Wheat futures did find some buyers – at least Chicago soft red winter wheat did, adding 0.4% to $4.73 ¾ a bushel for December delivery in late trading, climbing back above its 10-day moving average.
Theories for the gains ranged from pre-weekend profit-taking on short bets, to support from a 0.5% decline in the dollar.
This will boost the competitiveness of US wheat exports, which have actually been faring pretty well, and are not reliant on China trade, whatever.
It tallied that, with the euro adding 0.6% against the dollar, Paris wheat for December should ease, by 0.3% to E170.00 a tonne at the end of play, only E0.25 a tonne above its contract closing low.

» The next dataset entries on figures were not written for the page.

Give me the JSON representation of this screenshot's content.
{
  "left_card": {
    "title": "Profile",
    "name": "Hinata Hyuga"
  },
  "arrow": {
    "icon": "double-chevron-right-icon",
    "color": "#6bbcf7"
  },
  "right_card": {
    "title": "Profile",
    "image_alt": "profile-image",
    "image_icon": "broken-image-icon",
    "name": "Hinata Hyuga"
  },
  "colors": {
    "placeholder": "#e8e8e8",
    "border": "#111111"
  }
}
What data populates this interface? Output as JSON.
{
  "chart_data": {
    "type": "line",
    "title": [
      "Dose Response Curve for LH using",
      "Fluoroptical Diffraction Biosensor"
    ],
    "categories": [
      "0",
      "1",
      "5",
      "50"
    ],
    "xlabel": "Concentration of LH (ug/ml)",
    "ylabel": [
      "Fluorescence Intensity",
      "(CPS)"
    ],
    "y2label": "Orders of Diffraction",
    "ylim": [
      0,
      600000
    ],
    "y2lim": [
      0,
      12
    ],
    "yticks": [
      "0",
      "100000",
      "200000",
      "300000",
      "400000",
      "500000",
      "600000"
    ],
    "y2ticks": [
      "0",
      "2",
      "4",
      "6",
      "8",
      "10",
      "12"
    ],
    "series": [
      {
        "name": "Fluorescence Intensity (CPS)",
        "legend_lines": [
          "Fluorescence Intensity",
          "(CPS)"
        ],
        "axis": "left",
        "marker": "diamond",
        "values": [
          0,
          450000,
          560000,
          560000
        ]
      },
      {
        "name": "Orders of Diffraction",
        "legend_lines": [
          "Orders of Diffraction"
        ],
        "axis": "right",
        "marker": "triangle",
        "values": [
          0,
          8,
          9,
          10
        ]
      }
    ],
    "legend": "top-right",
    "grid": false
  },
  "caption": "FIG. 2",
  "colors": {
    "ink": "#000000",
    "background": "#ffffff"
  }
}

However, it did not tally that Kansas City hard red winter wheat, the main US export type, was struggling too, shedding 0.5% to $4.02 ¼ a bushel for December delivery.
There were some ideas of strange pulls from option markets, as September contracts expire.
And, as Agrimoney has suggested, it may be a bit early yet for hard red winter wheat to slow its drive to win demand.
Back in New York, arabica coffee fell by 1.3% to end at 96.05 cents a pound for December.
Somar forecast rain for some major Brazilian arabica-growing areas, including much of Minas Gerais, easing concerns that early flowers for 2020 crop will abort.
Furthermore, the Brazilian real proved even weaker than the dollar, shedding 1.2% against the greenback, as worries over Amazon fires prompted some European leaders to block trade with the South American country.
A weaker real cuts the value of assets, such as coffee, over which Brazil has a big influence.
Similarly, raw sugar for October lost 1.0% to 11.47 cents a pound, undermined also by a 2.2% drop in Brent crude, which implies weaker values of ethanol, and so means sugar has to compete less hard for its share of Brazil’s cane crop.
That said, ethanol parity, calculated by S&P Global Platts at 13.34 cents a pound as of Wednesday, offers some headroom before such a dynamic is really felt.
The sugar price drop came despite data from industry group Unica showing Brazilian Centre South output of the sweetener starting off this month weaker than investors had forecast.